Once outspoken about the power of standardized testing, charter schools and free markets to improve schools, Dr. Ravitch is now caustically critical. She underwent an intellectual crisis, she says, discovering that these strategies, which she now calls faddish trends, were undermining public education. She resigned last year from the boards of two conservative research groups.


In January 2001, Dr. Ravitch was at the White House to hear President George W. Bush outline his vision for No Child Left Behind, which Congress approved with bipartisan majorities and which became law in 2002.

“It sounded terrific,” she recalled in the interview.

There were signs soon after, however, that her views were changing. She had endorsed mayoral control of New York City schools before Mayor Michael R. Bloomberg obtained it in 2002, but by 2004 she had emerged as a fierce critic. Some said she was nursing a grudge because close friends had lost jobs in the mayor’s shake-up of the schools’ bureaucracy.

In 2005, she said, a study she undertook of Pakistan’s weak and inequitable education system, dominated by private and religious institutions, convinced her that protecting the United States’ public schools was important to democracy.

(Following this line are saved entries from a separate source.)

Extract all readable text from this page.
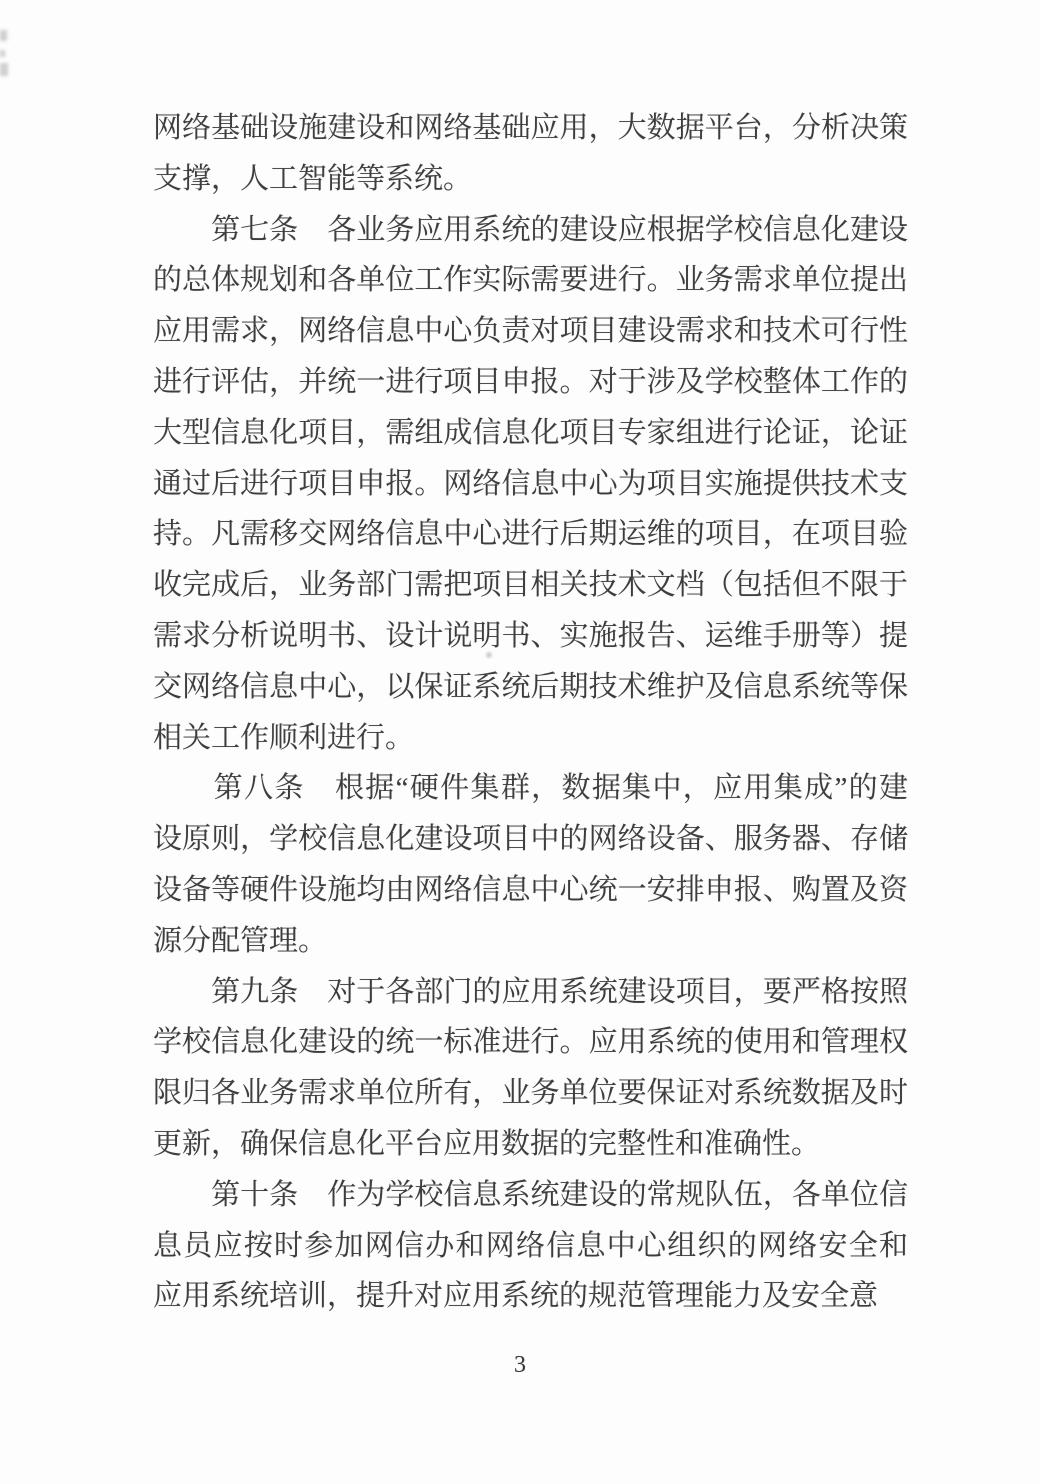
网络基础设施建设和网络基础应用，大数据平台，分析决策
支撑，人工智能等系统。
　　第七条　各业务应用系统的建设应根据学校信息化建设
的总体规划和各单位工作实际需要进行。业务需求单位提出
应用需求，网络信息中心负责对项目建设需求和技术可行性
进行评估，并统一进行项目申报。对于涉及学校整体工作的
大型信息化项目，需组成信息化项目专家组进行论证，论证
通过后进行项目申报。网络信息中心为项目实施提供技术支
持。凡需移交网络信息中心进行后期运维的项目，在项目验
收完成后，业务部门需把项目相关技术文档（包括但不限于
需求分析说明书、设计说明书、实施报告、运维手册等）提
交网络信息中心，以保证系统后期技术维护及信息系统等保
相关工作顺利进行。
　　第八条　根据“硬件集群，数据集中，应用集成”的建
设原则，学校信息化建设项目中的网络设备、服务器、存储
设备等硬件设施均由网络信息中心统一安排申报、购置及资
源分配管理。
　　第九条　对于各部门的应用系统建设项目，要严格按照
学校信息化建设的统一标准进行。应用系统的使用和管理权
限归各业务需求单位所有，业务单位要保证对系统数据及时
更新，确保信息化平台应用数据的完整性和准确性。
　　第十条　作为学校信息系统建设的常规队伍，各单位信
息员应按时参加网信办和网络信息中心组织的网络安全和
应用系统培训，提升对应用系统的规范管理能力及安全意
3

She remembers another date, Nov. 30, 2006, when at a Washington conference she heard a dozen experts conclude that the No Child law was not raising student achievement.
These and other experiences left her increasingly disaffected from the choice and accountability movements. Charter schools, she concluded, were proving to be no better on average than regular schools, but in many cities were bleeding resources from the public system. Testing had become not just a way to measure student learning, but an end in itself.

“Accountability, as written into federal law, was not raising standards but dumbing down the schools,” she writes. “The effort to upend American public education and replace it with something that was market-based began to feel too radical for me.”


…. She told school superintendents at a convention in Phoenix last month that the United States’ educational policies were ill-conceived, compared with those in nations with the best-performing schools.

“Nations like Finland and Japan seek out the best college graduates for teaching positions, prepare them well, pay them well and treat them with respect,” she said. “They make sure that all their students study the arts, history, literature, geography, civics, foreign languages, the sciences and other subjects. They do this because this is the way to ensure good education. We’re on the wrong track.”
You can read the entire New York Times’ piece here. You can also read an except from her book and hear her interview on NPR here.

1 comment:

Comrade Kevin said...

The problem, among others, is that Obama put one of his Chicago supporters at the helm of the Department of Education, who has continued the bad policy decisions of the Bush years.